Summarization (Snippet Processing)

About this task

During the clustering process, Watson™ Explorer Engine creates a small summary for each input document. This summary, or "snippet", is a piece of text formed automatically from the content tags appearing in the document that are marked as being summarizable. Watson Explorer Engine stores this summarization in a new content tag with name="snippet" and type="html". This new content element is inserted as a child of the document.

When it is not necessary to include input content elements in the output, enabling the compact option will remove all content elements other than those with name="title" or name="snippet".

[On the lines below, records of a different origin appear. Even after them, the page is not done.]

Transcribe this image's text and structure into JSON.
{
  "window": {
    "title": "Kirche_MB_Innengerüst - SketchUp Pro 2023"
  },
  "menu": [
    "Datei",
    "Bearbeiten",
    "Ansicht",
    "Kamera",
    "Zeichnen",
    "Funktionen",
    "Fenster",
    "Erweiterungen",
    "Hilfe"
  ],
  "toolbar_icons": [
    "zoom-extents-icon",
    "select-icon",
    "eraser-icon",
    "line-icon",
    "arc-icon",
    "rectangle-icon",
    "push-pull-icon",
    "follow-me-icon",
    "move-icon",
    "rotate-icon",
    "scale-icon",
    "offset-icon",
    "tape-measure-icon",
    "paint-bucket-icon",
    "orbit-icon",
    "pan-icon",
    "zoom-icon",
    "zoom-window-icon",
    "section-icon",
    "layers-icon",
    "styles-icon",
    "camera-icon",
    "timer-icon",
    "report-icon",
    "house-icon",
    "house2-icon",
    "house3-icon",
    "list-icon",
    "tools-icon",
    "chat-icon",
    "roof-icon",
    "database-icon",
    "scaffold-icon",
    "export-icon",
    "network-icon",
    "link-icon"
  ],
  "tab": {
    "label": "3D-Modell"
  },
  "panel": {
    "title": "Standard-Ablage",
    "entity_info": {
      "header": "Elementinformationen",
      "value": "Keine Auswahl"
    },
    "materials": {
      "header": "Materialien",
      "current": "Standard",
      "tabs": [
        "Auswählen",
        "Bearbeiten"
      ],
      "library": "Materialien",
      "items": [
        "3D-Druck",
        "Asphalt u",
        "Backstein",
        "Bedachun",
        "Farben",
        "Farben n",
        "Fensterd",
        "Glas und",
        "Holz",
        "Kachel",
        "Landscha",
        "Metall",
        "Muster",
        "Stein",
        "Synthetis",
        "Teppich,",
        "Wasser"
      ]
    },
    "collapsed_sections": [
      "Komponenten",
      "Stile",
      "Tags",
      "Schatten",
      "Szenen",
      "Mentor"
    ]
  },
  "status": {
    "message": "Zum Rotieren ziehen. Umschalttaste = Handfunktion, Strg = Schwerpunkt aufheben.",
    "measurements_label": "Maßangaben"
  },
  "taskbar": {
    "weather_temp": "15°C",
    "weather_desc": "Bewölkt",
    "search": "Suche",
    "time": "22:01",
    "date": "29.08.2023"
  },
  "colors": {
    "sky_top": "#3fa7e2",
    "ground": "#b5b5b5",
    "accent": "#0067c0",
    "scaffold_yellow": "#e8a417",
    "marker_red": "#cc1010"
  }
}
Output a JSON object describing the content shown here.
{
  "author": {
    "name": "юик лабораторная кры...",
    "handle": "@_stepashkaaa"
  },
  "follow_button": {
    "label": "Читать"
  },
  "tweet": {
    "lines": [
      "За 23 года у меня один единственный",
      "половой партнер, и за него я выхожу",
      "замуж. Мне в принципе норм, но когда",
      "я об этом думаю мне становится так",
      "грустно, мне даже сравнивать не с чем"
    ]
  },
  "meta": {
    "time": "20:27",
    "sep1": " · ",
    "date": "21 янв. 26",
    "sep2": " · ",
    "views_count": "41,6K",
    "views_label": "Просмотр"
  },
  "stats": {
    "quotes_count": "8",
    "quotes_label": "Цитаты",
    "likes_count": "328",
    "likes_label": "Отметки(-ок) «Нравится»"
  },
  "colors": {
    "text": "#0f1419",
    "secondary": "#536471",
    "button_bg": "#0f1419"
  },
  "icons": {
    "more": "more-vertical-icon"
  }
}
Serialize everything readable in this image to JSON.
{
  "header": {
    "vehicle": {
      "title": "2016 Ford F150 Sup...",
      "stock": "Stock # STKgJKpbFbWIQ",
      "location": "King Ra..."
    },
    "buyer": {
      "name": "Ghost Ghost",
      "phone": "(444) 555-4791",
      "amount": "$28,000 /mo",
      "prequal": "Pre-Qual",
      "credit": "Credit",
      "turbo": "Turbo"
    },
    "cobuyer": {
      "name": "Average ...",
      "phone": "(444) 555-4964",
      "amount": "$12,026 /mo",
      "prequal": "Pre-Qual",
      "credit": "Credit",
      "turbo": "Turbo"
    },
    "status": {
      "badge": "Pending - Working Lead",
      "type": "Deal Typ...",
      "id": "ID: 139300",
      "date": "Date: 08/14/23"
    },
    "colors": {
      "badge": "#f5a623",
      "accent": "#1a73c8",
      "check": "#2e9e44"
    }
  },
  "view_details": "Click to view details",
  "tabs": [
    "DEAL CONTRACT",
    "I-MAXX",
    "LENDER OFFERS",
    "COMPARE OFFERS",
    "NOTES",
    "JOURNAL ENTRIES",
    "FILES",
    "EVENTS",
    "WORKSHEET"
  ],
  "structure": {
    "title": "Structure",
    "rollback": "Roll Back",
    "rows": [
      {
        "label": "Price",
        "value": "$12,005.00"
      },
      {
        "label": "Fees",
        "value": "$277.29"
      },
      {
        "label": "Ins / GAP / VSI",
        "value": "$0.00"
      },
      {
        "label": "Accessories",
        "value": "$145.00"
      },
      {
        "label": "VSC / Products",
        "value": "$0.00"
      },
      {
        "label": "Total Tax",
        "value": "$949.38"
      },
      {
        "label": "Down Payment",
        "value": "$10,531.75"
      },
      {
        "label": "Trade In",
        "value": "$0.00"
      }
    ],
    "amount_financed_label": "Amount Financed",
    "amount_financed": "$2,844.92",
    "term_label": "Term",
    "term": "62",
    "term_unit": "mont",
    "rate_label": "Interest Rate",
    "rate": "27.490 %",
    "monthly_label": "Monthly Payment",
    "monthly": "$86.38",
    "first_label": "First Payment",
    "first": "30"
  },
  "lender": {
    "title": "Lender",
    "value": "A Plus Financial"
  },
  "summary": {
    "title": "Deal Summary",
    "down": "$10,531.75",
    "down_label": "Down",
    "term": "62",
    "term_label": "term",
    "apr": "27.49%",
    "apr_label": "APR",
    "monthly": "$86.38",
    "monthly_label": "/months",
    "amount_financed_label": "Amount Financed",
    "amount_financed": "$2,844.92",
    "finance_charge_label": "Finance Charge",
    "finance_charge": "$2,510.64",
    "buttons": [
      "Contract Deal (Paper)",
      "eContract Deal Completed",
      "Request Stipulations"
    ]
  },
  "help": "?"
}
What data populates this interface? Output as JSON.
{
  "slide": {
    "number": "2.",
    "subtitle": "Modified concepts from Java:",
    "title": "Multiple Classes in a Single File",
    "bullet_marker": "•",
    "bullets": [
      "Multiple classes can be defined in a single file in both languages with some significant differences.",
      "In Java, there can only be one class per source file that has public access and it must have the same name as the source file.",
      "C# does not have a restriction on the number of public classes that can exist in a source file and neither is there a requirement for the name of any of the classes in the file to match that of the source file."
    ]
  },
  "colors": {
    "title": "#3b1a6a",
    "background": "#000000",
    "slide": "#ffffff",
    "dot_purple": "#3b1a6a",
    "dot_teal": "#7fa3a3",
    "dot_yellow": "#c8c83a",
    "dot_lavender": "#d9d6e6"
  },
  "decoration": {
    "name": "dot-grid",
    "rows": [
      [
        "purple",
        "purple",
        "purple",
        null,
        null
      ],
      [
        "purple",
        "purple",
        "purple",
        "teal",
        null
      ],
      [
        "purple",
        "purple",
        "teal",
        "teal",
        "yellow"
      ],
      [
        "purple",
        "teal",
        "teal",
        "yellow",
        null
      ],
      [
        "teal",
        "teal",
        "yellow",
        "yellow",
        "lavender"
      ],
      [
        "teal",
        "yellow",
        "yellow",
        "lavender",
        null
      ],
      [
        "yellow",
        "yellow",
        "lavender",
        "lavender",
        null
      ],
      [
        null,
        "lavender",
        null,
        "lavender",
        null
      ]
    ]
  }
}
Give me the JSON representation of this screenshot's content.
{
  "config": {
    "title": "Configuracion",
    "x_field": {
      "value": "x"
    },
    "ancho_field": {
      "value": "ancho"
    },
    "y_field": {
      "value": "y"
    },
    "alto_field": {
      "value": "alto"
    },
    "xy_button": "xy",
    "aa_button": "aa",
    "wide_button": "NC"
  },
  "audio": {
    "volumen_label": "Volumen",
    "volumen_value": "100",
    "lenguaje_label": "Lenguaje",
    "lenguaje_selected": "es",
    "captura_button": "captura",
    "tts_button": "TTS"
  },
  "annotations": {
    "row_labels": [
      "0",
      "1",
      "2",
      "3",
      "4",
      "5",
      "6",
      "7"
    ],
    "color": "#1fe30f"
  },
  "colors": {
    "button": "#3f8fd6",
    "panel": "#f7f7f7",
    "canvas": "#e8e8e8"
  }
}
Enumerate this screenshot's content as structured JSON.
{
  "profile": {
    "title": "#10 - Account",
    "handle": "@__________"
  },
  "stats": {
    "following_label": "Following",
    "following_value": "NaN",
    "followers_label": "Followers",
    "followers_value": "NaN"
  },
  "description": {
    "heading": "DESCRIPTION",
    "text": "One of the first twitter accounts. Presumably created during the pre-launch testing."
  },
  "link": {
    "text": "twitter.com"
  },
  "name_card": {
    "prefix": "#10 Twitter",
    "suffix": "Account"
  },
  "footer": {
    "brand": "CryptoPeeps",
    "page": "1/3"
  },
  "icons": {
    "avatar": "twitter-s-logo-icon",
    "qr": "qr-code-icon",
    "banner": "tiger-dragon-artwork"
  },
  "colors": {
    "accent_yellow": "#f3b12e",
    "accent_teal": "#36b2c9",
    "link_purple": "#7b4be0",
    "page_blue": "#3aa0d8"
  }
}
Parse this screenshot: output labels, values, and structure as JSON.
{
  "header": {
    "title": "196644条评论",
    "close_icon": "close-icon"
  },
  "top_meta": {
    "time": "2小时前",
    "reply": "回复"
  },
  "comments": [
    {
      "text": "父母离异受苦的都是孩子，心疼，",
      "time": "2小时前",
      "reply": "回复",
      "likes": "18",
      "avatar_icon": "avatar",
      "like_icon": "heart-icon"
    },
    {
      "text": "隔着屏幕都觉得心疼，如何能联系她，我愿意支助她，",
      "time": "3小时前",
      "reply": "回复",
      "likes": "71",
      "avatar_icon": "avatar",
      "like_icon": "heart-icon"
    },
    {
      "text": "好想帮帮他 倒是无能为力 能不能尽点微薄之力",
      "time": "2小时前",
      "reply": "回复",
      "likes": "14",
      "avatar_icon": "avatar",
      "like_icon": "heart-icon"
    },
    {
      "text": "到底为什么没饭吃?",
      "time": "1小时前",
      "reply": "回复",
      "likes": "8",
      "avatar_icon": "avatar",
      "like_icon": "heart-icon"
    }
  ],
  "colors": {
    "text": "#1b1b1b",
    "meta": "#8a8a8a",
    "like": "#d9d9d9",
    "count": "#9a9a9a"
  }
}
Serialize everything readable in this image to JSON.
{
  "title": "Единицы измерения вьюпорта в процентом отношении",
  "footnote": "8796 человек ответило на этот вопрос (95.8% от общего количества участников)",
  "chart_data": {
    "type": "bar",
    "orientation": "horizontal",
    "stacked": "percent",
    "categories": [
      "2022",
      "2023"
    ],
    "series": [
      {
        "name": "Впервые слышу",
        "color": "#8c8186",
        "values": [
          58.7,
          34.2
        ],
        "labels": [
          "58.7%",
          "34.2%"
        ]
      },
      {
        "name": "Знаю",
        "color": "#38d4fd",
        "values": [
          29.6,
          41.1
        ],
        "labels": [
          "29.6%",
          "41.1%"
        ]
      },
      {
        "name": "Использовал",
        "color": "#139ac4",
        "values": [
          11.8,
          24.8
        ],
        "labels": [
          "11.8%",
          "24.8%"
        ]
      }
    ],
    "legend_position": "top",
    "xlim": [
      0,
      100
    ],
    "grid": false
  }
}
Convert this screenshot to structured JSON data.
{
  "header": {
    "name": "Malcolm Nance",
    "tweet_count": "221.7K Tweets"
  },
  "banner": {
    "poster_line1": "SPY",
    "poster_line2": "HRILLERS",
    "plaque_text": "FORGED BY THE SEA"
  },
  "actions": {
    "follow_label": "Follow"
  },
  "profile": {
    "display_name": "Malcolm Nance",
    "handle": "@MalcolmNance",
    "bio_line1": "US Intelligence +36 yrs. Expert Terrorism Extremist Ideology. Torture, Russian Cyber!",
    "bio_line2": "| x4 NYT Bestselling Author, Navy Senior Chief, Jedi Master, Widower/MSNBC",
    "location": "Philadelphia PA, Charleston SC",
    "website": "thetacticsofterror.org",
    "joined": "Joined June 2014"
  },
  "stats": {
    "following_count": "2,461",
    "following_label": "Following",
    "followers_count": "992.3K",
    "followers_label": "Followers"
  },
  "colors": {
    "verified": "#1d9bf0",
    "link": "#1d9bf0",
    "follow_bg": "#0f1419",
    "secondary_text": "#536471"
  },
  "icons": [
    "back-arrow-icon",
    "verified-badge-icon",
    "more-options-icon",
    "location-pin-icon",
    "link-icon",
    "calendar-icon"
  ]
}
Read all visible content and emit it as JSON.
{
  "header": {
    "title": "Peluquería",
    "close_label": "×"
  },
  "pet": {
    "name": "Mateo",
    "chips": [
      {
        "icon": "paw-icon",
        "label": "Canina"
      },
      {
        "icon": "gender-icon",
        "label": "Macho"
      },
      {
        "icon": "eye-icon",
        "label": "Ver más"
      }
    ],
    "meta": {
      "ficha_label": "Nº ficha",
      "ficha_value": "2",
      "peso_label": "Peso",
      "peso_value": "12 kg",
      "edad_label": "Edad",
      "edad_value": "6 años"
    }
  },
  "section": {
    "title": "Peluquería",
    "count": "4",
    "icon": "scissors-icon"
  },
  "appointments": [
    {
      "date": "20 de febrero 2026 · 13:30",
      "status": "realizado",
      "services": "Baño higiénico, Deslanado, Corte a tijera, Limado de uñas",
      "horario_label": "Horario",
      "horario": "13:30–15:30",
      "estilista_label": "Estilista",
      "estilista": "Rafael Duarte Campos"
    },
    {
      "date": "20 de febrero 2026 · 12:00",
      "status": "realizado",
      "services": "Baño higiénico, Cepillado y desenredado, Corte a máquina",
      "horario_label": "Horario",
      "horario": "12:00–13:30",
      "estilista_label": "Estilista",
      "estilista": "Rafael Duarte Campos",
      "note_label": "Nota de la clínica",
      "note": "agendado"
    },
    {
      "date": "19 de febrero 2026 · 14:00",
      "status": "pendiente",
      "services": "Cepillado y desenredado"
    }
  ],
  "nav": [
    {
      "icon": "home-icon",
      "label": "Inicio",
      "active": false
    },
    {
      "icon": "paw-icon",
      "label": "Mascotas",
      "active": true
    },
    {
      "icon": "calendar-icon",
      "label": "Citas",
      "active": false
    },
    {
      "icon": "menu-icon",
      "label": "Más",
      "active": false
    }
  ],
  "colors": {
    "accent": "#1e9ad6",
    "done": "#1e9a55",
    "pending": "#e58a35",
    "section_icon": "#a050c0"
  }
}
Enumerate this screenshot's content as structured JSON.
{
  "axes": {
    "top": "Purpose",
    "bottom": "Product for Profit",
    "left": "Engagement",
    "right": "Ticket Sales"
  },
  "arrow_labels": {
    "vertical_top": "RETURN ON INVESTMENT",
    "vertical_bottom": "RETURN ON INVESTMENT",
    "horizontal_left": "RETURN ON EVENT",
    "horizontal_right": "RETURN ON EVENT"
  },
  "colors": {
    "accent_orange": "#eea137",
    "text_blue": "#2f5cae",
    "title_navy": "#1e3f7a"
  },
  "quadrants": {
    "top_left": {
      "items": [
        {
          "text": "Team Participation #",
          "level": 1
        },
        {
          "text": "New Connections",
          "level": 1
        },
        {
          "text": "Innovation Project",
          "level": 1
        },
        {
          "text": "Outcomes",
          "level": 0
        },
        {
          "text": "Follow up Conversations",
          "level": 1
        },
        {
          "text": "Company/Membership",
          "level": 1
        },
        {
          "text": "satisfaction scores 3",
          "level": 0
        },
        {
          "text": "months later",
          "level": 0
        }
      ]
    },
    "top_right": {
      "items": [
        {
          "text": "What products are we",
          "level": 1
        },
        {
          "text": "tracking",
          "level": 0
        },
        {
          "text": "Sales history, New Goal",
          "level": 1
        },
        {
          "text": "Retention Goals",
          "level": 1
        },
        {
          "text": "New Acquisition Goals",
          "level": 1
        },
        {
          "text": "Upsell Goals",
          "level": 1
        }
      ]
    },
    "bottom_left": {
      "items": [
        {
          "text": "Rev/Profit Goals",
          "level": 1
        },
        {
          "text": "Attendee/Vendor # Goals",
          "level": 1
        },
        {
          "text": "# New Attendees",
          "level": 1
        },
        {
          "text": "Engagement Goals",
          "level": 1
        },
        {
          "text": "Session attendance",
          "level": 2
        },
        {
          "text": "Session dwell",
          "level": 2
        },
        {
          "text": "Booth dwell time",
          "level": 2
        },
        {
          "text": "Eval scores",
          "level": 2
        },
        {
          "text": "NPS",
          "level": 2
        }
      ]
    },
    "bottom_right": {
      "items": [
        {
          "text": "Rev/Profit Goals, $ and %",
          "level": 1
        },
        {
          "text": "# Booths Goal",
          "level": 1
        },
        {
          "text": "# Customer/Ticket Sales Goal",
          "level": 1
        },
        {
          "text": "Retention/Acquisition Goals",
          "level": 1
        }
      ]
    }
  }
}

Summarizing an input document follows a process:

Procedure

  1. Select text passages from contents marked as summarizable that best match the labels of the cluster in which the document has been placed by Watson Explorer Engine. The size of these passages is specified by the option context_words.
  2. The text passages are combined to form a new content. The length of the text in this content is specified by the option context_total_words. This option value is not strict, but serves as a target for the total size.
  3. Some text from the start of the document may be included in the summary, depending on the value of the context_initial_words option.
  4. Query terms and cluster labels occurring in the summary text are displayed in bold text.

Results

The defaults are appropriate for most cases, but may be modified for more verbose or more terse output. To include the complete document with only the query terms displayed as bold text, use these options:

  -context_words -1 -bolding 1

To include the original document with no words displayed in bold, use these:

  -context_words -1 -bolding 0